Grip strength is crucial for pull-ups. Incorporate exercises that improve your grip.

  • Dead Hangs: Simply hang from a pull-up bar with both hands for as long as you can. Aim to increase your time gradually.
  • Farmer’s Walk: Carry heavy weights (dumbbells or kettlebells) in each hand and walk a certain distance. This improves grip endurance and strength.

Use Assistance to Progress

Assisted pull-up methods can help bridge the gap between foundational exercises and performing a full pull-up.

  • Resistance Bands: Attach a resistance band to a pull-up bar and place your foot or knee in the band.

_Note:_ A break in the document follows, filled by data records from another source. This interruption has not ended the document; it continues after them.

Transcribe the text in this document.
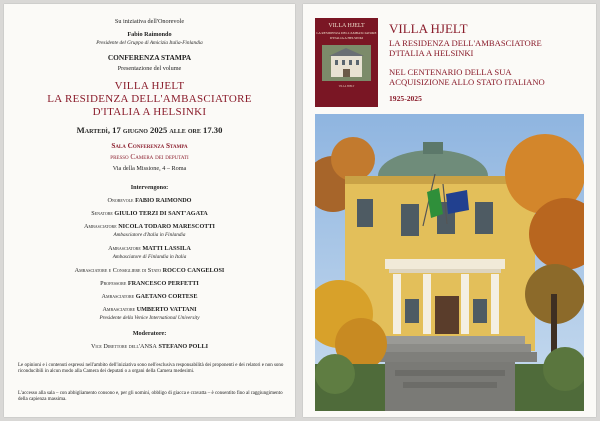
Su iniziativa dell'Onorevole
Fabio Raimondo
Presidente del Gruppo di Amicizia Italia-Finlandia
CONFERENZA STAMPA
Presentazione del volume
VILLA HJELT
LA RESIDENZA DELL'AMBASCIATORE
D'ITALIA A HELSINKI
Martedì, 17 giugno 2025 alle ore 17.30
Sala Conferenza Stampa
presso Camera dei deputati
Via della Missione, 4 – Roma
Intervengono:
Onorevole FABIO RAIMONDO
Senatore GIULIO TERZI DI SANT'AGATA
Ambasciatore NICOLA TODARO MARESCOTTI
Ambasciatore d'Italia in Finlandia
Ambasciatore MATTI LASSILA
Ambasciatore di Finlandia in Italia
Ambasciatore e Consigliere di Stato ROCCO CANGELOSI
Professore FRANCESCO PERFETTI
Ambasciatore GAETANO CORTESE
Ambasciatore UMBERTO VATTANI
Presidente della Venice International University
Moderatore:
Vice Direttore dell'ANSA STEFANO POLLI
Le opinioni e i contenuti espressi nell'ambito dell'iniziativa sono nell'esclusiva responsabilità dei proponenti e dei relatori e non sono riconducibili in alcun modo alla Camera dei deputati o a organi della Camera medesimi.
L'accesso alla sala – con abbigliamento consono e, per gli uomini, obbligo di giacca e cravatta – è consentito fino al raggiungimento della capienza massima.
VILLA HJELT
LA RESIDENZA DELL'AMBASCIATORE
D'ITALIA A HELSINKI
VILLA HJELT
VILLA HJELT
LA RESIDENZA DELL'AMBASCIATORE
D'ITALIA A HELSINKI
NEL CENTENARIO DELLA SUA
ACQUISIZIONE ALLO STATO ITALIANO
1925-2025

This will take some of your weight, making the pull-ups easier.
  • Assisted Pull-up Machine: Many gyms have an assisted pull-up machine that can help you perform the movement with less than your body weight.

Perform Negative Pull-ups

Negative pull-ups focus on the lowering phase of the pull-up, which helps build strength and muscle memory.

  • Start by standing on something to get your chin over the bar, then slowly lower yourself until your arms are fully extended. The slower, the better.
  • Aim for 3-5 sets of 5-8 reps, gradually increasing the lowering time.

Incorporate Core Exercises

A strong core stabilizes your body during pull-ups, making the movement more efficient.

  • Planks: Hold a plank position for 30 seconds to a minute. Work on side planks as well to strengthen obliques.
  • Hollow Holds: Lie on your back, extend your arms overhead, and lift your legs and shoulders off the ground, holding the position to engage your core.

Practice Consistently

Consistency is key to progress. Incorporate these exercises into your routine 2-3 times a week, allowing for recovery time between sessions. As you get stronger, try to reduce the assistance gradually until you can perform a pull-up unassisted.

Focus on Nutrition and Recovery

Building strength also requires proper nutrition and adequate rest. Ensure your diet is rich in protein to aid muscle repair and growth. Also, get enough sleep and consider incorporating active recovery days to promote muscle healing. 


Mastering pull-ups is a gradual process that demands patience, perseverance, and a strategic approach. By starting with foundational exercises, building up your grip and core strength, utilizing assistance, and focusing on negative reps, you’ll develop the strength needed for pull-ups. Remember to prioritize consistent practice, proper nutrition, and recovery to support your progress. With dedication and the right strategy, you’ll be well on your way to achieving your pull-up goals.